Analyst · FBN Securities. Your line is now open

I think the practical reality is that we will slow down, simply because of just the digestion issues. Nexmo is the largest size acquisition that we have done both in terms of revenue and absolute dollar size. We expect to have more liquidity through this going back into the bank market, but we don’t know that be and as I mentioned to an earlier question, we filled out strategically all the piece parts and so now I think of it in a very opportunistic way, more tactically, if I’m trying to move into a given market and there’s an opportunity to buy a local sales force or BroadSoft service provider. In a sense I think it as an inexpensive and quick way to get into the market and have customer acquisition costs, then we might do it. But we think about it in a tactical opportunist way.

Robert Routh

Analyst · FBN Securities.
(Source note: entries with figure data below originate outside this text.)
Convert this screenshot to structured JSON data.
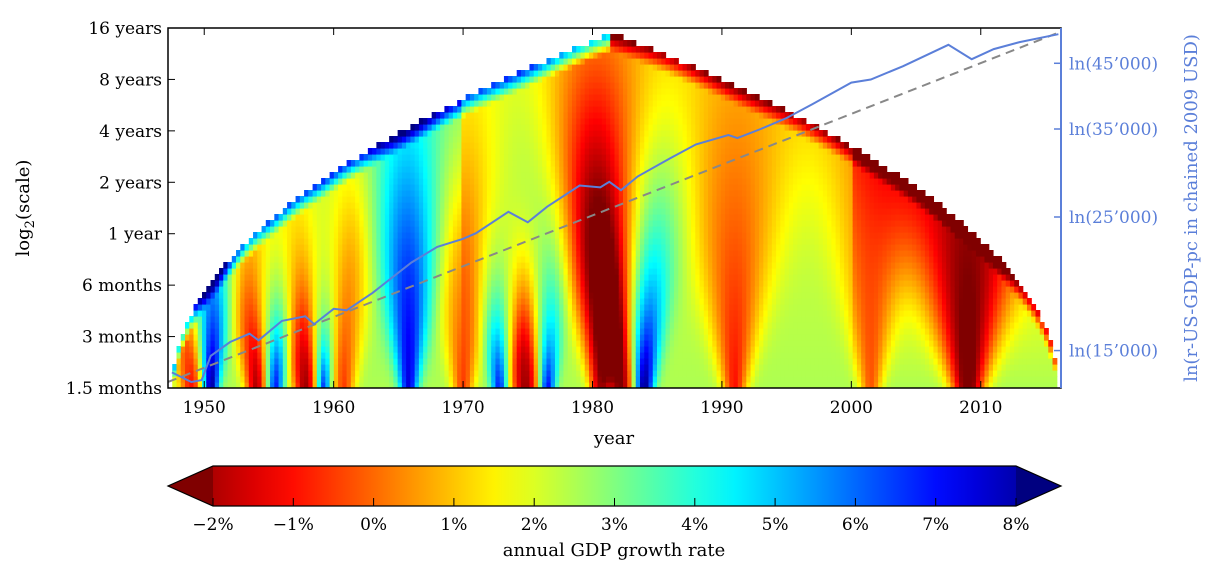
{
  "chart_data": {
    "type": "heatmap",
    "title": "",
    "xlabel": "year",
    "ylabel": "log2(scale)",
    "ylabel_parts": {
      "base": "log",
      "sub": "2",
      "rest": "(scale)"
    },
    "right_ylabel": "ln(r-US-GDP-pc in chained 2009 USD)",
    "xlim": [
      1947.2,
      2016.2
    ],
    "x_ticks": [
      1950,
      1960,
      1970,
      1980,
      1990,
      2000,
      2010
    ],
    "x_tick_labels": [
      "1950",
      "1960",
      "1970",
      "1980",
      "1990",
      "2000",
      "2010"
    ],
    "y_scale": "log2",
    "y_ticks_months": [
      1.5,
      3,
      6,
      12,
      24,
      48,
      96,
      192
    ],
    "y_tick_labels": [
      "1.5 months",
      "3 months",
      "6 months",
      "1 year",
      "2 years",
      "4 years",
      "8 years",
      "16 years"
    ],
    "right_axis": {
      "ticks_usd": [
        15000,
        25000,
        35000,
        45000
      ],
      "tick_labels": [
        "ln(15’000)",
        "ln(25’000)",
        "ln(35’000)",
        "ln(45’000)"
      ],
      "color": "#5b7fd9"
    },
    "colorbar": {
      "label": "annual GDP growth rate",
      "range": [
        -2.5,
        8.5
      ],
      "ticks": [
        -2,
        -1,
        0,
        1,
        2,
        3,
        4,
        5,
        6,
        7,
        8
      ],
      "tick_labels": [
        "−2%",
        "−1%",
        "0%",
        "1%",
        "2%",
        "3%",
        "4%",
        "5%",
        "6%",
        "7%",
        "8%"
      ],
      "colormap": "jet",
      "extend": "both"
    },
    "heatmap": {
      "description_value": "annual GDP growth rate",
      "cone_of_influence": {
        "start_year": 1947.5,
        "end_year": 2016,
        "peak_year": 1981.5,
        "max_scale_months": 180
      },
      "background_rate": 2.5,
      "low_growth_episodes": [
        {
          "year": 1949.0,
          "rate": -1.0,
          "width": 0.9
        },
        {
          "year": 1954.0,
          "rate": -2.0,
          "width": 0.8
        },
        {
          "year": 1957.8,
          "rate": -2.2,
          "width": 0.9
        },
        {
          "year": 1960.8,
          "rate": -0.5,
          "width": 0.8
        },
        {
          "year": 1970.0,
          "rate": -0.5,
          "width": 0.8
        },
        {
          "year": 1974.8,
          "rate": -2.2,
          "width": 1.1
        },
        {
          "year": 1980.6,
          "rate": -2.0,
          "width": 0.8
        },
        {
          "year": 1982.2,
          "rate": -2.5,
          "width": 0.9
        },
        {
          "year": 1991.0,
          "rate": -1.0,
          "width": 0.9
        },
        {
          "year": 2001.5,
          "rate": -0.2,
          "width": 0.8
        },
        {
          "year": 2009.0,
          "rate": -3.0,
          "width": 1.2
        }
      ],
      "high_growth_episodes": [
        {
          "year": 1950.5,
          "rate": 8.5,
          "width": 0.6
        },
        {
          "year": 1955.5,
          "rate": 7.0,
          "width": 0.6
        },
        {
          "year": 1959.2,
          "rate": 7.0,
          "width": 0.5
        },
        {
          "year": 1965.8,
          "rate": 7.5,
          "width": 0.7
        },
        {
          "year": 1972.8,
          "rate": 7.0,
          "width": 0.6
        },
        {
          "year": 1976.5,
          "rate": 7.5,
          "width": 0.6
        },
        {
          "year": 1984.0,
          "rate": 8.5,
          "width": 0.7
        }
      ]
    },
    "series": [
      {
        "name": "",
        "color": "#5b7fd9",
        "axis": "right",
        "x": [
          1947.5,
          1949.0,
          1949.8,
          1950.5,
          1952.0,
          1953.5,
          1954.2,
          1956.0,
          1957.8,
          1958.5,
          1960.0,
          1961.0,
          1963.0,
          1966.0,
          1968.0,
          1970.0,
          1971.0,
          1973.5,
          1975.0,
          1976.5,
          1979.0,
          1980.6,
          1981.3,
          1982.2,
          1983.5,
          1986.0,
          1988.0,
          1990.5,
          1991.2,
          1993.0,
          1995.0,
          1997.0,
          2000.0,
          2001.5,
          2004.0,
          2007.5,
          2009.3,
          2011.0,
          2013.0,
          2016.0
        ],
        "y_usd": [
          13800,
          13300,
          13400,
          14700,
          15500,
          16000,
          15600,
          16800,
          17100,
          16600,
          17600,
          17500,
          18700,
          21000,
          22300,
          23000,
          23500,
          25500,
          24500,
          26000,
          28200,
          28000,
          28600,
          27700,
          29200,
          31300,
          33000,
          34200,
          33800,
          35000,
          36500,
          38500,
          41800,
          42300,
          44500,
          48300,
          45700,
          47500,
          48800,
          50300
        ]
      },
      {
        "name": "",
        "color": "#888888",
        "axis": "right",
        "style": "dashed",
        "x": [
          1947.2,
          2016.2
        ],
        "y_usd": [
          13300,
          50800
        ]
      }
    ]
  }
}
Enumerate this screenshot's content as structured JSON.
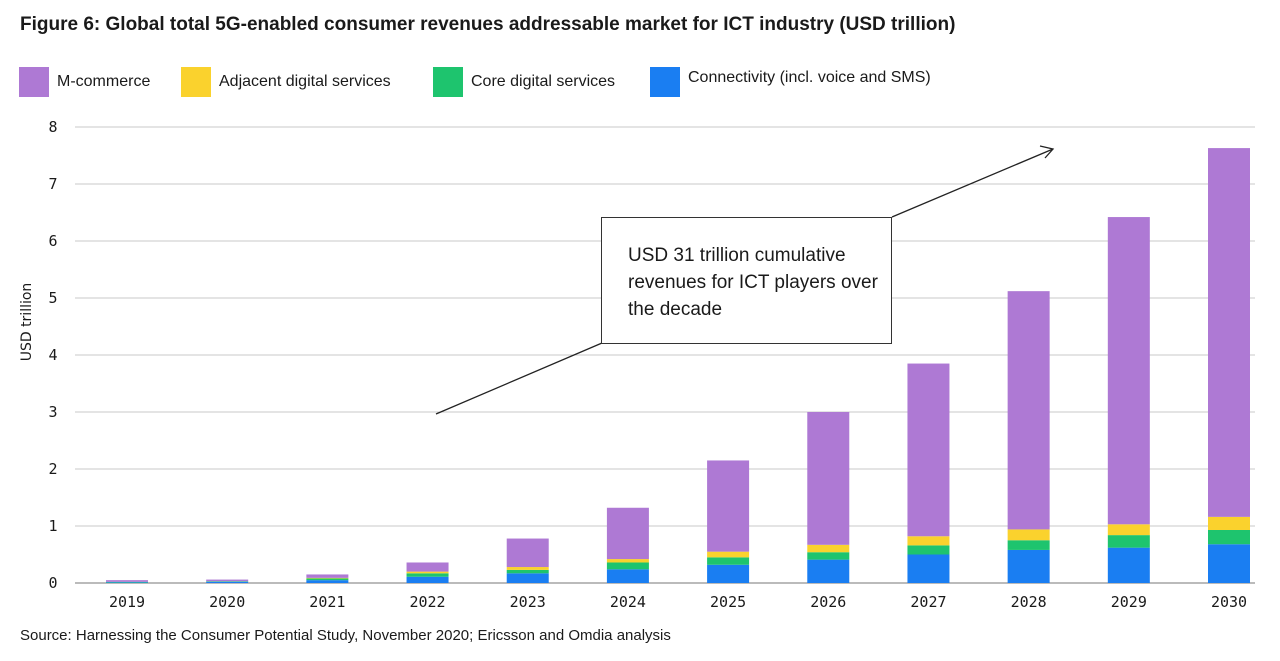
{
  "title": "Figure 6: Global total 5G-enabled consumer revenues addressable market for ICT industry (USD trillion)",
  "source": "Source: Harnessing the Consumer Potential Study, November 2020; Ericsson and Omdia analysis",
  "annotation": "USD 31 trillion cumulative revenues for ICT players over the decade",
  "chart_data": {
    "type": "bar",
    "stacked": true,
    "title": "Figure 6: Global total 5G-enabled consumer revenues addressable market for ICT industry (USD trillion)",
    "ylabel": "USD trillion",
    "xlabel": "",
    "ylim": [
      0,
      8
    ],
    "yticks": [
      0,
      1,
      2,
      3,
      4,
      5,
      6,
      7,
      8
    ],
    "grid": true,
    "legend_position": "top-left",
    "categories": [
      "2019",
      "2020",
      "2021",
      "2022",
      "2023",
      "2024",
      "2025",
      "2026",
      "2027",
      "2028",
      "2029",
      "2030"
    ],
    "series": [
      {
        "name": "Connectivity (incl. voice and SMS)",
        "color": "#1a7ef2",
        "values": [
          0.01,
          0.02,
          0.05,
          0.11,
          0.17,
          0.24,
          0.32,
          0.41,
          0.5,
          0.58,
          0.62,
          0.68
        ]
      },
      {
        "name": "Core digital services",
        "color": "#1ec46e",
        "values": [
          0.01,
          0.01,
          0.03,
          0.06,
          0.06,
          0.12,
          0.13,
          0.13,
          0.16,
          0.17,
          0.22,
          0.25
        ]
      },
      {
        "name": "Adjacent digital services",
        "color": "#fad22d",
        "values": [
          0.0,
          0.0,
          0.01,
          0.03,
          0.05,
          0.06,
          0.1,
          0.13,
          0.16,
          0.19,
          0.19,
          0.23
        ]
      },
      {
        "name": "M-commerce",
        "color": "#ae79d4",
        "values": [
          0.03,
          0.03,
          0.06,
          0.16,
          0.5,
          0.9,
          1.6,
          2.33,
          3.03,
          4.18,
          5.39,
          6.47
        ]
      }
    ]
  }
}
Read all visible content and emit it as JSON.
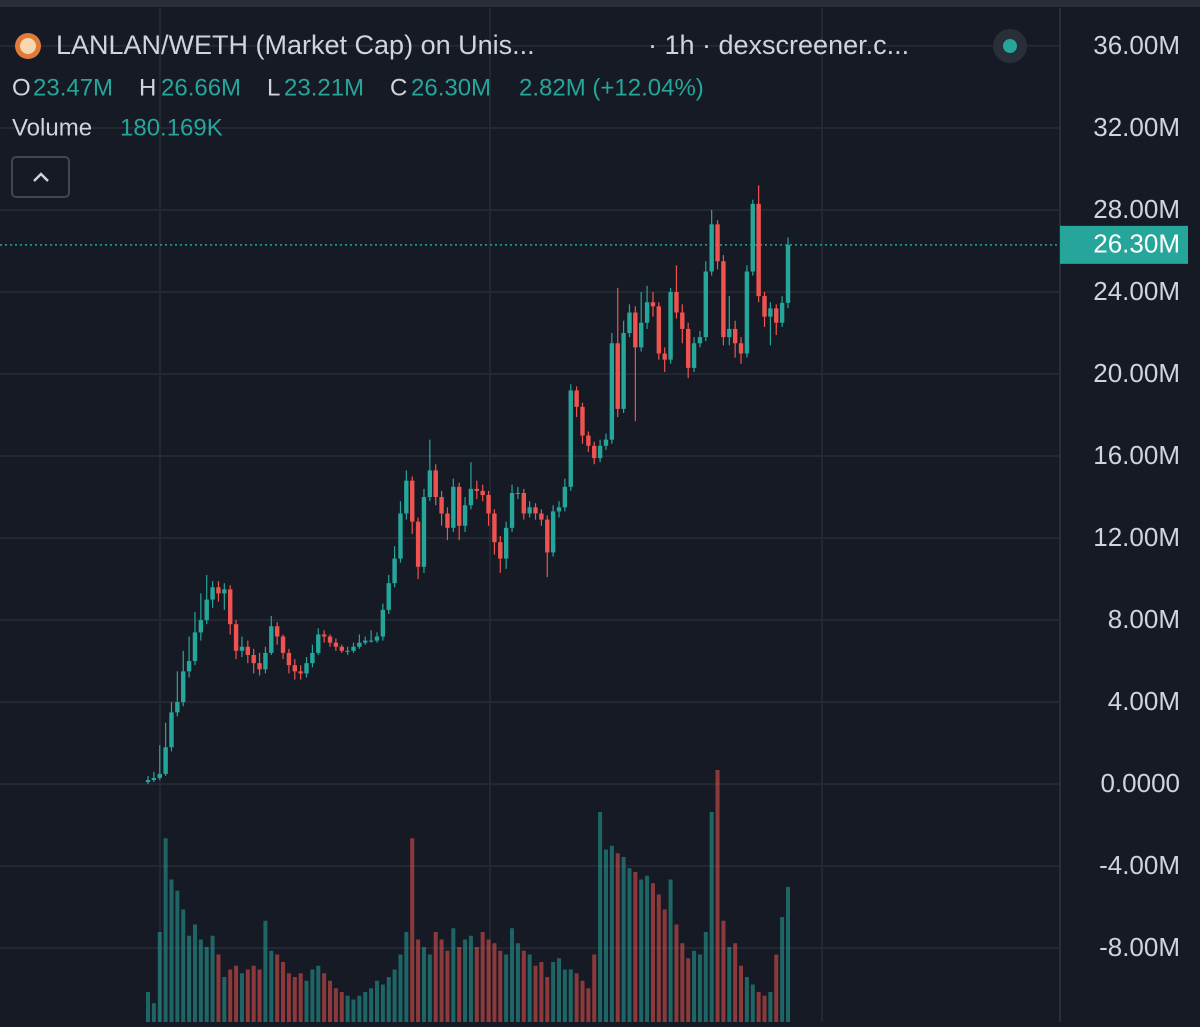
{
  "chart_data": {
    "type": "candlestick",
    "title": "LANLAN/WETH (Market Cap) on Unis...",
    "subtitle": "· 1h · dexscreener.c...",
    "legend": {
      "o_label": "O",
      "o": "23.47M",
      "h_label": "H",
      "h": "26.66M",
      "l_label": "L",
      "l": "23.21M",
      "c_label": "C",
      "c": "26.30M",
      "change": "2.82M (+12.04%)",
      "volume_label": "Volume",
      "volume": "180.169K"
    },
    "last_price_label": "26.30M",
    "up_color": "#26a69a",
    "down_color": "#ef5350",
    "ylim": [
      -11.6,
      37.85
    ],
    "yticks": [
      {
        "value": 36,
        "label": "36.00M"
      },
      {
        "value": 32,
        "label": "32.00M"
      },
      {
        "value": 28,
        "label": "28.00M"
      },
      {
        "value": 24,
        "label": "24.00M"
      },
      {
        "value": 20,
        "label": "20.00M"
      },
      {
        "value": 16,
        "label": "16.00M"
      },
      {
        "value": 12,
        "label": "12.00M"
      },
      {
        "value": 8,
        "label": "8.00M"
      },
      {
        "value": 4,
        "label": "4.00M"
      },
      {
        "value": 0,
        "label": "0.0000"
      },
      {
        "value": -4,
        "label": "-4.00M"
      },
      {
        "value": -8,
        "label": "-8.00M"
      }
    ],
    "grid": true,
    "open": [
      0.1,
      0.2,
      0.3,
      0.5,
      1.8,
      3.5,
      4.0,
      5.5,
      6.0,
      7.4,
      8.0,
      9.0,
      9.6,
      9.3,
      9.5,
      7.8,
      6.5,
      6.7,
      6.3,
      5.9,
      5.6,
      6.4,
      7.7,
      7.2,
      6.4,
      5.8,
      5.5,
      5.4,
      5.9,
      6.4,
      7.3,
      7.2,
      6.9,
      6.7,
      6.5,
      6.5,
      6.7,
      6.9,
      7.0,
      7.0,
      7.2,
      8.5,
      9.8,
      11.0,
      13.2,
      14.8,
      12.8,
      10.6,
      14.0,
      15.3,
      14.0,
      13.2,
      12.5,
      14.5,
      12.6,
      13.6,
      14.4,
      14.3,
      14.1,
      13.2,
      11.8,
      11.0,
      12.5,
      14.2,
      14.2,
      13.2,
      13.5,
      13.2,
      12.9,
      11.3,
      13.3,
      13.5,
      14.5,
      19.2,
      18.4,
      17.0,
      16.5,
      15.9,
      16.5,
      16.8,
      21.5,
      18.3,
      22.0,
      23.0,
      21.3,
      22.5,
      23.5,
      23.3,
      21.0,
      20.7,
      24.0,
      23.0,
      22.2,
      20.3,
      21.5,
      21.8,
      25.0,
      27.3,
      25.5,
      21.8,
      22.2,
      21.5,
      21.0,
      25.0,
      28.3,
      23.8,
      22.8,
      23.2,
      22.5,
      23.47
    ],
    "high": [
      0.4,
      0.6,
      1.9,
      3.0,
      4.0,
      5.5,
      6.5,
      7.2,
      8.4,
      9.3,
      10.2,
      9.9,
      9.9,
      9.8,
      9.7,
      8.0,
      7.2,
      7.0,
      6.6,
      6.4,
      6.7,
      8.2,
      7.9,
      7.3,
      6.6,
      6.1,
      5.8,
      6.2,
      6.8,
      7.6,
      7.5,
      7.3,
      7.1,
      6.8,
      6.7,
      6.9,
      7.3,
      7.2,
      7.5,
      7.4,
      8.8,
      10.2,
      11.6,
      13.8,
      15.3,
      15.0,
      13.0,
      14.4,
      16.8,
      15.6,
      14.3,
      13.5,
      14.9,
      14.7,
      14.0,
      15.7,
      14.8,
      14.6,
      14.3,
      13.4,
      12.1,
      12.8,
      14.6,
      14.5,
      14.4,
      13.8,
      13.7,
      13.4,
      13.1,
      13.6,
      13.8,
      14.9,
      19.5,
      19.4,
      18.6,
      17.2,
      16.7,
      16.8,
      17.1,
      22.0,
      24.2,
      22.6,
      23.4,
      23.3,
      24.0,
      24.3,
      24.0,
      23.5,
      21.3,
      24.2,
      25.3,
      23.4,
      22.5,
      21.8,
      22.1,
      25.5,
      28.0,
      27.5,
      25.8,
      23.8,
      22.6,
      21.8,
      25.3,
      28.5,
      29.2,
      24.0,
      23.5,
      23.4,
      23.8,
      26.66
    ],
    "low": [
      0.0,
      0.1,
      0.2,
      0.4,
      1.6,
      3.3,
      3.8,
      5.2,
      5.8,
      7.0,
      7.8,
      8.6,
      8.9,
      8.5,
      7.3,
      6.1,
      6.2,
      5.9,
      5.4,
      5.3,
      5.4,
      6.3,
      6.8,
      6.1,
      5.4,
      5.1,
      5.1,
      5.2,
      5.7,
      6.3,
      6.9,
      6.7,
      6.5,
      6.4,
      6.3,
      6.4,
      6.6,
      6.8,
      6.9,
      6.9,
      7.0,
      8.3,
      9.6,
      10.8,
      12.9,
      12.2,
      10.0,
      10.3,
      13.8,
      13.6,
      12.6,
      11.9,
      12.3,
      11.9,
      12.3,
      13.4,
      13.9,
      13.8,
      12.6,
      11.2,
      10.3,
      10.5,
      12.3,
      13.9,
      12.9,
      13.0,
      12.9,
      12.6,
      10.1,
      11.1,
      13.0,
      13.3,
      14.3,
      17.9,
      16.6,
      16.2,
      15.6,
      15.7,
      16.3,
      16.6,
      17.9,
      18.1,
      21.8,
      17.7,
      21.1,
      22.2,
      22.8,
      20.7,
      20.1,
      20.5,
      22.7,
      21.5,
      19.8,
      20.1,
      21.3,
      21.6,
      24.8,
      25.1,
      21.4,
      21.4,
      20.8,
      20.5,
      20.8,
      24.8,
      23.5,
      22.3,
      21.4,
      21.9,
      22.3,
      23.21
    ],
    "close": [
      0.2,
      0.3,
      0.5,
      1.8,
      3.5,
      4.0,
      5.5,
      6.0,
      7.4,
      8.0,
      9.0,
      9.6,
      9.3,
      9.5,
      7.8,
      6.5,
      6.7,
      6.3,
      5.9,
      5.6,
      6.4,
      7.7,
      7.2,
      6.4,
      5.8,
      5.5,
      5.4,
      5.9,
      6.4,
      7.3,
      7.2,
      6.9,
      6.7,
      6.5,
      6.5,
      6.7,
      6.9,
      7.0,
      7.0,
      7.2,
      8.5,
      9.8,
      11.0,
      13.2,
      14.8,
      12.8,
      10.6,
      14.0,
      15.3,
      14.0,
      13.2,
      12.5,
      14.5,
      12.6,
      13.6,
      14.4,
      14.3,
      14.1,
      13.2,
      11.8,
      11.0,
      12.5,
      14.2,
      14.2,
      13.2,
      13.5,
      13.2,
      12.9,
      11.3,
      13.3,
      13.5,
      14.5,
      19.2,
      18.4,
      17.0,
      16.5,
      15.9,
      16.5,
      16.8,
      21.5,
      18.3,
      22.0,
      23.0,
      21.3,
      22.5,
      23.5,
      23.3,
      21.0,
      20.7,
      24.0,
      23.0,
      22.2,
      20.3,
      21.5,
      21.8,
      25.0,
      27.3,
      25.5,
      21.8,
      22.2,
      21.5,
      21.0,
      25.0,
      28.3,
      23.8,
      22.8,
      23.2,
      22.5,
      23.47,
      26.3
    ],
    "volume": [
      40,
      25,
      120,
      245,
      190,
      175,
      150,
      115,
      130,
      110,
      100,
      115,
      90,
      60,
      70,
      75,
      65,
      70,
      75,
      70,
      135,
      95,
      90,
      80,
      65,
      60,
      65,
      55,
      70,
      75,
      65,
      55,
      45,
      40,
      35,
      30,
      35,
      40,
      45,
      55,
      50,
      60,
      70,
      90,
      120,
      245,
      110,
      100,
      90,
      120,
      110,
      95,
      125,
      100,
      110,
      115,
      100,
      120,
      110,
      105,
      95,
      90,
      125,
      105,
      95,
      90,
      75,
      80,
      60,
      80,
      85,
      70,
      70,
      65,
      55,
      45,
      90,
      280,
      230,
      235,
      225,
      220,
      205,
      200,
      190,
      195,
      185,
      170,
      150,
      190,
      130,
      105,
      85,
      95,
      90,
      120,
      280,
      336,
      135,
      100,
      105,
      75,
      60,
      50,
      40,
      35,
      40,
      90,
      140,
      180.169
    ]
  }
}
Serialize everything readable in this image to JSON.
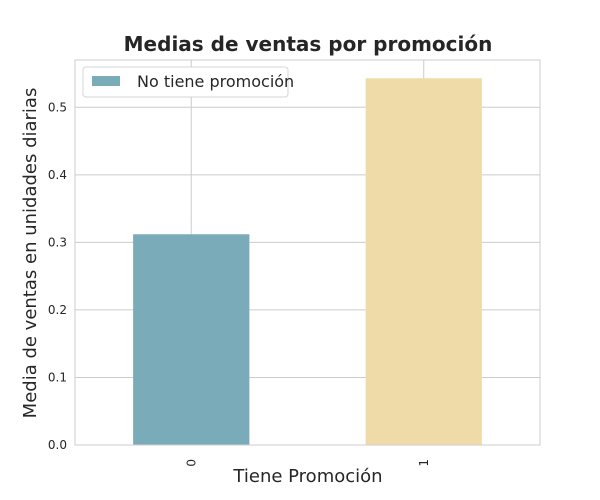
{
  "chart_data": {
    "type": "bar",
    "title": "Medias de ventas por promoción",
    "xlabel": "Tiene Promoción",
    "ylabel": "Media de ventas en unidades diarias",
    "categories": [
      "0",
      "1"
    ],
    "series": [
      {
        "name": "No tiene promoción",
        "values": [
          0.312,
          0.543
        ]
      }
    ],
    "bar_colors": [
      "#79abb9",
      "#efdba7"
    ],
    "ylim": [
      0,
      0.57
    ],
    "yticks": [
      0.0,
      0.1,
      0.2,
      0.3,
      0.4,
      0.5
    ],
    "ytick_labels": [
      "0.0",
      "0.1",
      "0.2",
      "0.3",
      "0.4",
      "0.5"
    ],
    "grid": true,
    "legend_position": "top-left"
  }
}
Your line is now open

Okay, yes, that makes sense. That’s what I thought, great. And last question, you know, given this acquisition, I know you said for the balance of this year, you think Nexmo will be EBITDA negative, I misheard that. Can you give us a sense of what that EBITDA could be and what the free cash flow, if I don’t have any but what the cash flow deficit from Nexmo is. And, are you going to inherit any NOLs from this acquisition? Obviously, if they haven’t made money, they must have losses. I wonder if that could increase the tax asset for you or not? Or if there’s any other hidden assets through the acquisition that you would also be buying that would increase your equity value?

Alan Masarek

Analyst · FBN Securities. Your line is now open

Sure. So yes, we will inherit NOLs and so that will add to our NOL balance. The Company does not use much CapEx. So EBITDA really is free cash flow and I think in terms of looking forward we are not yet in a position to guide on that. But, we are talking about very small numbers to the extent that it’s negative this year and then I think we will calibrate how much stepping on the gas we want to do once we own the Company.

Robert Routh

Analyst · FBN Securities. Your line is now open

Okay. Fair enough. Fair enough. Great. Can you give us any sense of the size of the NOLs that you will be acquiring in terms of how it will increase your future tax yields?

Alan Masarek

Analyst · FBN Securities. Your line is now open

We’re still working through that exact calculation.

Robert Routh

Analyst · FBN Securities. Your line is now open

Okay. Is it material, though?

Alan Masarek

Analyst · FBN Securities. Your line is now open

You can see in the slide, this was a small company, not too many years ago. So you can get a sense there. So they were generating losses like any start-up, but, yes, we are not yet in a position to quantify that.

Operator

Operator

Ladies and gentlemen, this does conclude our question-and-answer session for today. I would like to turn the call back over to Hunter Blankenbaker for any further remarks.

Hunter Blankenbaker

Analyst

Great and thanks, Sonia. We appreciate everyone’s time today and we look forward to speaking and seeing everyone throughout the quarter. Thank you.

Operator

Operator

Ladies and gentlemen, thank you for participating in today’s conference. This concludes today’s program. You may all disconnect. Everyone have a great day.